Titillated by the juicy Sunday pressness of the first report. By the soapie gossip of the neighbours who prattled and tattled about how they’d seen the president and his entourage arrive at the baby’s family home to offer customary damages for a child born out of wedlock. By the brazen desperation of the mother, Sonono Khoza, who tried metaphorically to stuff the poor baby back where it came from by denying the very existence of her four-month-old daughter.
“What baby are you talking about?” she challenged a reporter from the Sowetan. If the playwright Wole Soyinka wrote a farce on crack, the script might have been almost as tragically comical.
But mostly I was titillated by the news that baby Thandekile Zuma’s grandfather — and possibly the 67-year-old Jacob Zuma’s future father-in-law — is Irvin Khoza.
This is not a man to be toyed with, even in jest. And early reports suggested that Khoza had not exactly jumped for the Johnnie Blue when he found out that his old friend the president and his daughter had made a baby.
To describe Khoza as chairman of the 2010 World Cup Local Organising Committee and owner of the legendary Orlando Pirates football club is like calling George Clooney “an actor”. I mean, it’s true, but it doesn’t begin to cover the range and meaning of the man’s power and influence.
Khoza is South African football’s hard man. He is variously known as “the godfather” and the “Iron Duke”. He is not known as the Iron Duke because of his magnetic personality. Although he does have a magnetic personality according to those who have experienced what it feels like to be iron filings in his presence.
If Khoza were a fridge magnet he’d knock all those adorable little Nelson Mandela magnets into the icebox.
So this is one really good reason to ask Zuma what the hell he was thinking when he started an (unprotected) affair with Khoza’s daughter?
But there are other reasons. And what has sobered me since the story went public is how very seriously South Africa’s citizens are taking this turn of events.
Something that I barely see as a scandal, in light of my feelings about Zuma’s relationships with women and his sex track record, marks an unacceptable crossing of the line for many others, most especially for those who have defended the institution of polygamy from people whose “otherness”, like mine, can make us insensitive to the point of contempt for this constitutional right.
So what seemed to me to be one small step from polygamy to adultery came as an absolute shock to others who viewed it as a transgression of the values and the legitimacy of such customary unions.
Polygamy played no part in my socialisation. Like bigamy, it was not only illegal, it would also have been taboo if I’d thought about it at all when I was growing up. Which I didn’t.
So when a polygamist was sworn in as our president, I had to sit down and think hard about my initial reaction (dismay) and dig deep into my own prejudices in search of tolerance, if not wholehearted acceptance of a practice that appeared to me only as exotic and vaguely intimidating by the customs of my formative reality.
So I read and I listened — to my colleagues and to commentators “for” and “against”. And there were several “for” advocates who persuaded me with their delicate arguments and modern sensibilities at least to acknowledge and respect those whose own formative reality embraces polygamy, be they peasants or presidents.

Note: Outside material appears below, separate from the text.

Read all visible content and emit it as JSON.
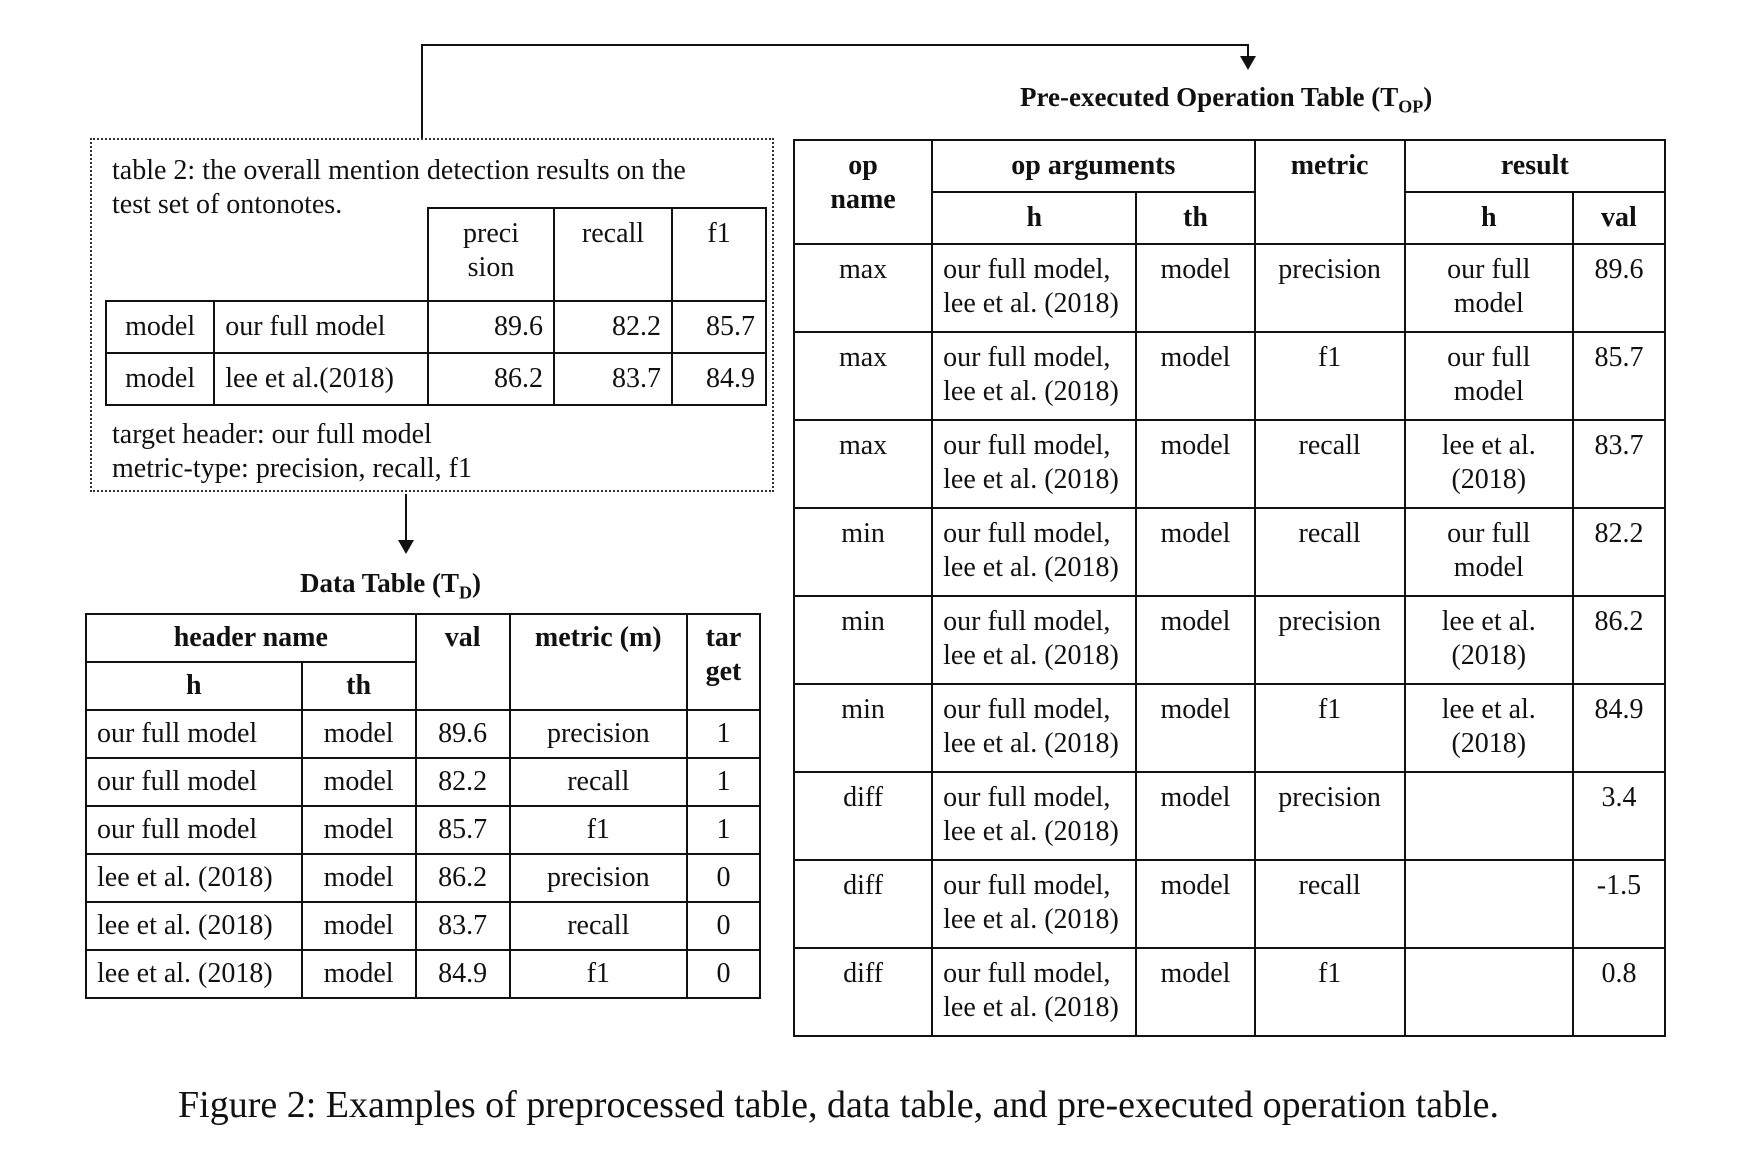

But now it is some of polygamy’s most persuasive apologists who, I see from front-page editorials, countless online comments and private conversations, are angry. I think I understand why.
The desire, even the need, to carve a respectable space for a polygamous president in a 21st-century democracy depended on Zuma sticking to the rules of a game that was a very hard sell.
In the face of mockery from outsiders, it became imperative to justify the institution to ourselves, to square it with the dignity of the man occupying the highest office in the land. It was always a fragile line to hold.
And now he finds himself dancing on the eggs of a significant shift in public sympathy.
People have used words like “shamed” and “embarrassed”. The Daily Sun used its front page to blast the president — about his “do as I say, not as I do” hypocrisy; about putting himself above public scrutiny; about how his views on sex and marriage are “splitting the nation”. Strong words from a paper read by millions of working men and women who typically support the ANC.
Nobody has mocked the institution of polygamy as Zuma has mocked it.